O filme, a bem da verdade, é um grande quebra-cabeças onde o espectador é levado a testar possibilidades. A história gira em torno de Christine Lucas, uma mulher em torno de 40 anos que, devido a um trauma do passado, não consegue mais guardar as informações obtidas ao longo do dia. Ela simplesmente apaga tudo o que aprende quando dorme e, no dia seguinte, nada se lembra. Ou melhor, sua memória guarda informações de quando ainda tinha 20 anos, o que faz com que desconheça por completo quem é aquele homem que está ao seu lado dizendo ser seu marido. É a redescoberta de sua identidade, unificada pela aflição em saber o que aconteceu em sua vida para ser deste jeito, o elo central de toda a narrativa.
Diante das variadas perguntas levantadas por uma situação deste tipo, o roteiro segue tateando em busca de possíveis respostas. Investiga por um lado, dá com os burros n’água, parte por outro caminho, aparece algo promissor que pode (ou não) ser descartado e por aí vai. Há várias subtramas ensaiadas e não desenvolvidas, seja para confundir o espectador ou por mero desinteresse do autor. Para manter uma unidade, a trama apresenta uma câmera digital como elo entre um dia e outro. É através de declarações gravadas que Christine sabe melhor o que está acontecendo, a partir de pistas deixadas por ela sobre sua investigação diária. Só que estas mesmas declarações são muitas vezes enganosas, pelo medo inevitável diante do que ocorre. Em que confiar, no fim das contas?
Se por um lado este jogo de gato e rato entre Christine e seu passado prende a atenção, e ainda dá à trama um ar tenso decorrente da dubiedade inerente a tudo e a todos, por outro as teias que aos poucos se formam demonstram uma certa fragilidade. Por mais que o roteiro não traga rombos absurdos dentro da lógica narrativa, apesar de por vezes apelar a certos facilitadores, é muito simples reparar em possibilidades onde o desfecho exibido jamais aconteceria, o que prejudica na coerência do filme como um todo.

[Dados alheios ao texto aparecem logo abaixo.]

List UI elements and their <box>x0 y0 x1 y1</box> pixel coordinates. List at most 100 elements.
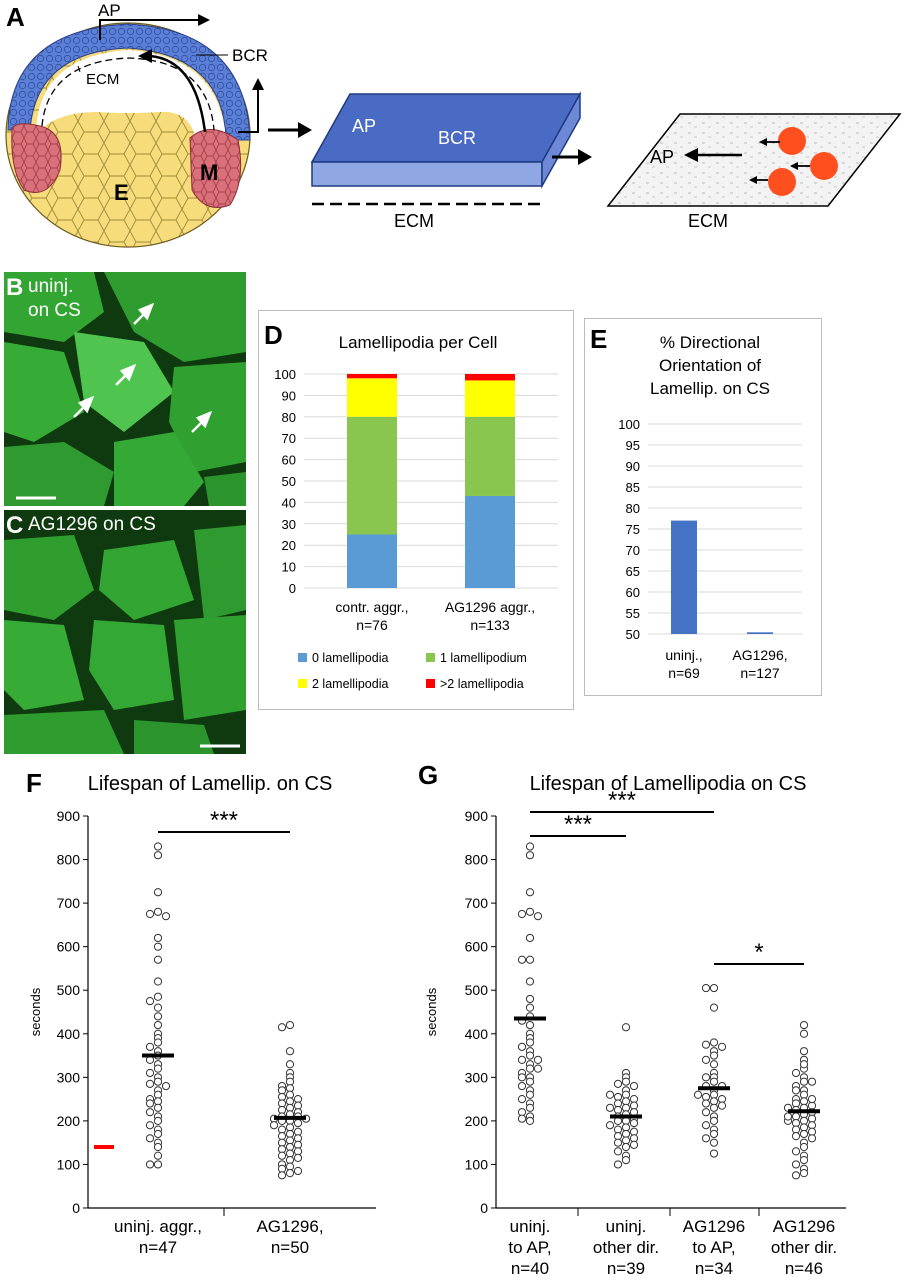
data-point <box>791 1086 801 1095</box>
data-point <box>701 983 711 993</box>
caption-c: AG1296 on CS <box>28 514 156 535</box>
data-point <box>709 1129 719 1139</box>
legend-label: 1 lamellipodium <box>440 651 527 665</box>
data-point <box>701 1134 711 1143</box>
y-tick-label: 60 <box>282 453 296 468</box>
data-point <box>525 1077 535 1086</box>
data-point <box>153 1064 163 1073</box>
y-tick-label: 20 <box>282 538 296 553</box>
y-tick-label: 60 <box>626 585 640 600</box>
x-tick-label: AG1296, <box>732 647 787 663</box>
y-tick-label: 100 <box>274 367 296 382</box>
bar-segment <box>347 378 397 417</box>
data-point <box>153 907 163 916</box>
y-tick-label: 200 <box>57 1113 81 1129</box>
x-tick-label: AG1296 <box>683 1217 745 1236</box>
chart-title: Lifespan of Lamellip. on CS <box>88 773 333 795</box>
caption-b-line2: on CS <box>28 300 81 321</box>
data-point <box>605 1090 615 1099</box>
data-point <box>145 1042 155 1051</box>
data-point <box>145 1160 155 1169</box>
y-tick-label: 700 <box>57 895 81 911</box>
data-point <box>153 942 163 951</box>
y-tick-label: 80 <box>626 501 640 516</box>
chart-d: Lamellipodia per Cell 0 10 20 30 40 50 60 70 80 90… <box>274 333 558 691</box>
data-point <box>791 1132 801 1141</box>
data-point <box>701 1108 711 1117</box>
micrograph-b: B uninj. on CS <box>4 272 246 506</box>
y-tick-label: 800 <box>465 852 489 868</box>
panel-label-c: C <box>6 512 24 539</box>
label-ecm: ECM <box>86 71 119 88</box>
data-point <box>605 1103 615 1112</box>
data-point <box>153 851 163 860</box>
box-label-bcr: BCR <box>438 128 476 148</box>
y-tick-label: 30 <box>282 517 296 532</box>
data-point <box>709 1038 719 1047</box>
y-tick-label: 300 <box>57 1069 81 1085</box>
data-point <box>533 1055 543 1065</box>
data-point <box>517 1095 527 1104</box>
data-point <box>269 1121 279 1130</box>
data-point <box>525 994 535 1004</box>
data-point <box>791 1147 801 1156</box>
data-point <box>525 1116 535 1125</box>
data-point <box>153 1151 163 1160</box>
chart-title: Lifespan of Lamellipodia on CS <box>530 773 807 795</box>
data-point <box>285 1047 295 1056</box>
y-tick-label: 500 <box>465 982 489 998</box>
data-point <box>285 1060 295 1069</box>
y-tick-label: 600 <box>57 939 81 955</box>
data-point <box>153 1038 163 1047</box>
x-tick-label: AG1296 aggr., <box>445 599 535 615</box>
data-point <box>517 1081 527 1091</box>
data-point <box>621 1077 631 1086</box>
data-point <box>799 1077 809 1086</box>
data-point <box>525 1051 535 1060</box>
y-tick-label: 50 <box>282 474 296 489</box>
data-point <box>709 1149 719 1158</box>
y-tick-label: 700 <box>465 895 489 911</box>
y-tick-label: 100 <box>465 1156 489 1172</box>
y-tick-label: 70 <box>626 543 640 558</box>
label-e: E <box>114 180 129 205</box>
data-point <box>153 1077 163 1086</box>
cell-blob <box>768 168 796 196</box>
bar-segment <box>465 380 515 417</box>
data-point <box>717 1042 727 1051</box>
legend-swatch <box>298 679 307 688</box>
data-point <box>153 1160 163 1169</box>
data-point <box>153 992 163 1001</box>
data-point <box>153 977 163 986</box>
data-point <box>525 842 535 851</box>
y-tick-label: 0 <box>72 1200 80 1216</box>
y-tick-label: 400 <box>57 1026 81 1042</box>
data-point <box>525 1003 535 1012</box>
data-point <box>517 1073 527 1082</box>
data-point <box>629 1118 639 1128</box>
x-tick-label: contr. aggr., <box>335 599 408 615</box>
data-point <box>145 1121 155 1130</box>
y-tick-label: 0 <box>480 1200 488 1216</box>
sheet-label-ecm: ECM <box>688 211 728 231</box>
data-point <box>517 909 527 919</box>
data-point <box>709 983 719 993</box>
data-point <box>613 1079 623 1088</box>
panel-label-d: D <box>264 320 283 350</box>
y-tick-label: 400 <box>465 1026 489 1042</box>
data-point <box>791 1171 801 1180</box>
ecm-sheet <box>606 113 902 207</box>
bar-segment <box>465 495 515 588</box>
y-tick-label: 100 <box>618 417 640 432</box>
data-point <box>709 1003 719 1012</box>
data-point <box>145 1099 155 1108</box>
y-tick-label: 900 <box>465 808 489 824</box>
data-point <box>807 1077 817 1086</box>
x-tick-label: n=39 <box>607 1259 645 1278</box>
data-point <box>525 977 535 986</box>
x-tick-label: n=34 <box>695 1259 733 1278</box>
sheet-label-ap: AP <box>650 147 674 167</box>
data-point <box>145 1079 155 1088</box>
data-point <box>525 1090 535 1099</box>
chart-d-frame <box>258 310 574 710</box>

Ainda assim, Antes de Dormir é um filme interessante pelos rumos que o roteiro segue em busca de uma solução, sem saber logo de cara o que e onde procurar. Nicole Kidman compõe bem a protagonista assustada, enquanto que Colin Firth é protocolar na pele de seu companheiro Ben. Sem brilho, mas com uma boa dose de tensão decorrente das desconfianças crescentes, o filme cumpre com uma certa competência o objetivo de entregar ao público diversão em pouco mais de 90 minutos, por mais que ela seja bem mastigada para que, ao término da sessão, não haja qualquer dúvida sobre o que acabou de acontecer.